Il problema, oltre ai costi dell’U3O8, che ha risfondato il tetto dei 100$ a libbra, è che la fonte energetica dei reattori di quarta generazione (quegli SMR su cui punta anche l’Italia) è l’Haleu ed è ancora un monopolio russo.

Gli Usa investono sull’indipendenza dell’atomo. La corsa all’Haleu

Per fronteggiare la Russia l’Occidente, con una cordata che comprende 21 Paesi, si è data l’obiettivo di triplicare la propria capacità nucleare da qui al 2050. Tuttavia, come riporta il Financial Times, questo è forse uno dei momenti peggiori per tentare questa impresa: alti tassi, alti prezzi, forte speculazione; inoltre, il nucleare resta una fonte molto più costosa – già di partenza – rispetto alle altre in commercio.

Figura 2 Produzione e commercio di Uranio in USA. FONTE: Sources: US EIA Monthly Energy Review, Robert Bryce

Nonostante tutto questo, però, Biden sta comunque tentando questa via e lo scorso Novembre, tramite il Congresso, ha finanziato progetti per la produzione di Haleu e SMR per 2,2 mld di dollari. D’altronde, in questa corsa tecnologica gli Usa rincorrono Cina e Russia, con quest’ultima che ha già in programma la costruzione di 30 reattori in giro per il mondo e ciò le permetterà di esercitare un forte soft power: che è poi la linfa di questa nuova corsa all’atomo.

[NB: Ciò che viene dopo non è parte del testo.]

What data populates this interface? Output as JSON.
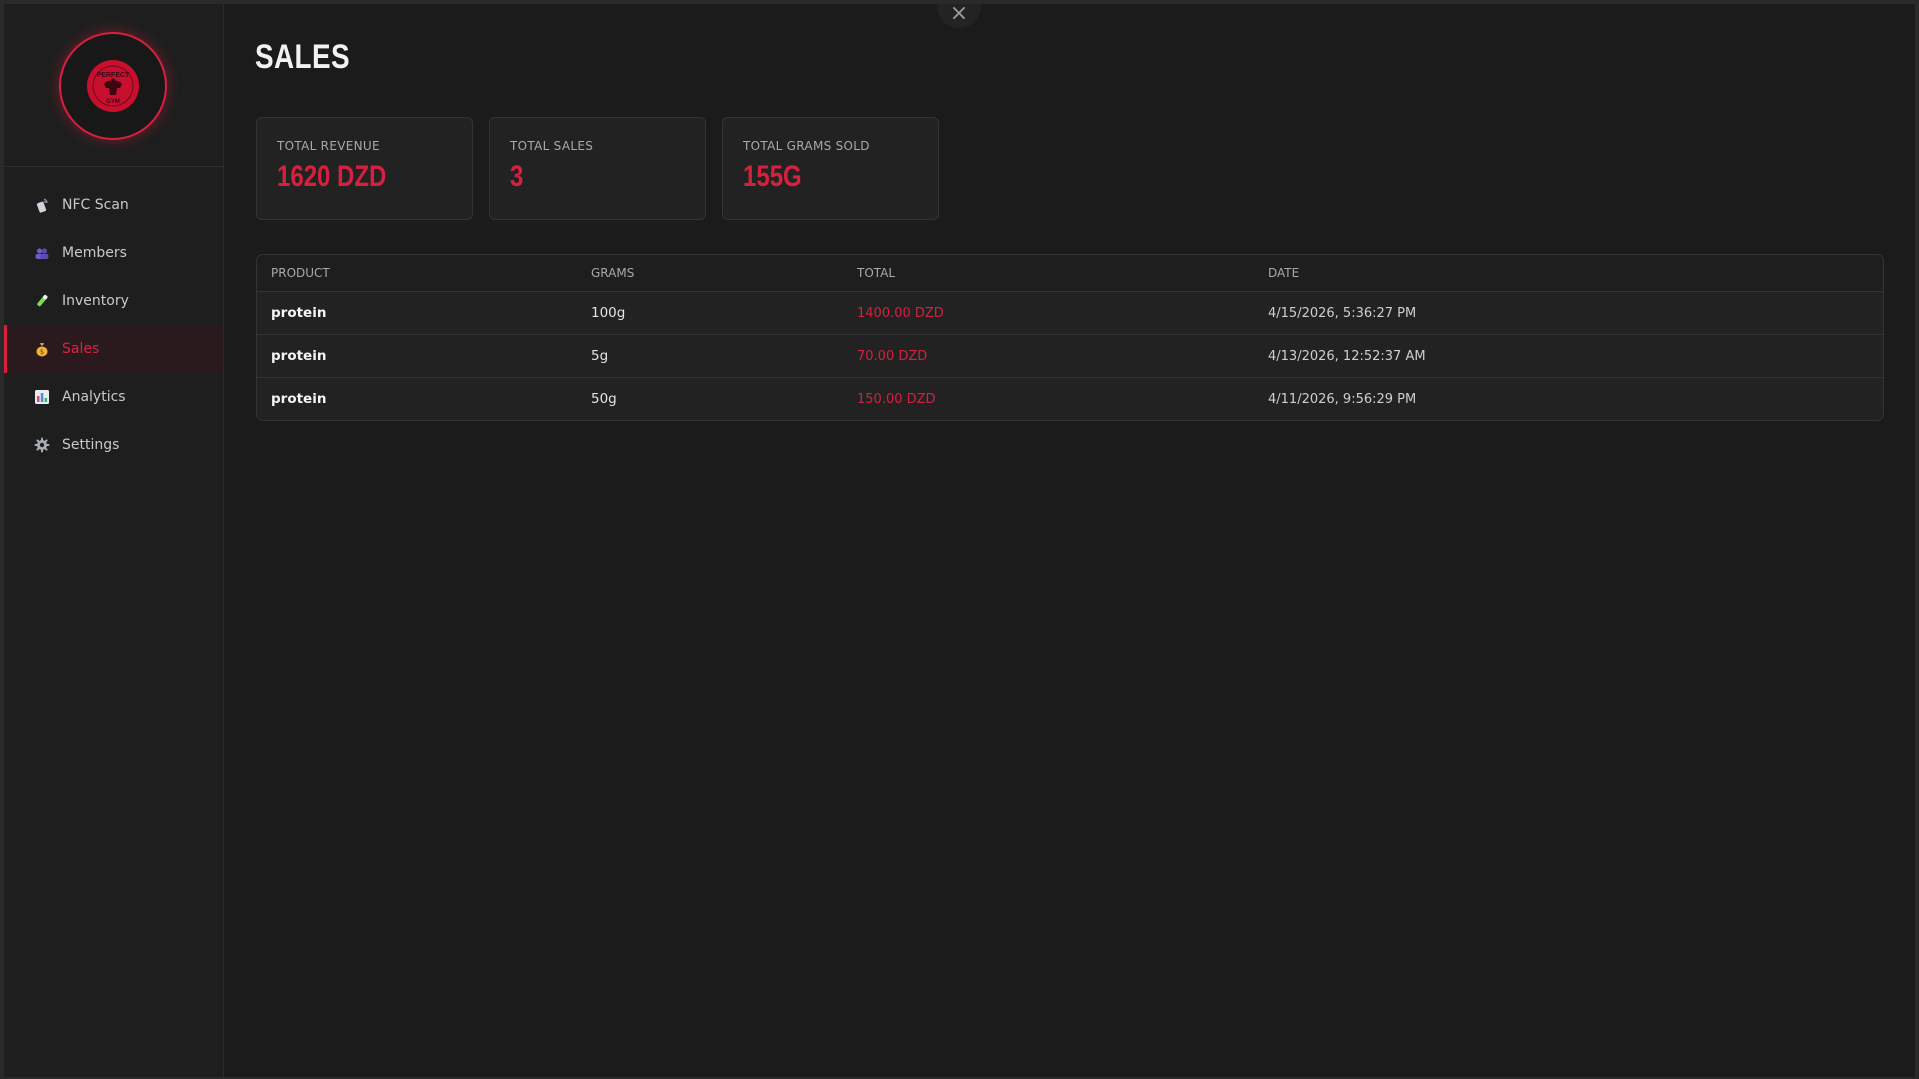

Le supply chain che facevano e fanno ancora girare il mondo

La recente rinnovata espansione del settore nucleare, le promesse sull’Haleu e sugli SMR, dovrebbero far riflettere sulla distanza che c’è tra le idee e la realtà. Il processo di de-globalizzazione non avviene e non avverrà in una notte, né in due anni, come dimostra il blocco del transito marittimo imposto dagli Houthi. Il mondo funziona ancora con le regole del passato e questo è oggi un problema con il quale non ci si riesce a confrontare seriamente.

La tentazione, come nel caso del gas e adesso della corsa al nucleare, è ragionare sul breve-medio termine, senza modificare una struttura, quella della globalizzazione, che continua e continuerà a condizionare le scelte dei grandi Paesi del mondo, anche su temi centrali come quello dell’indipendenza energetica.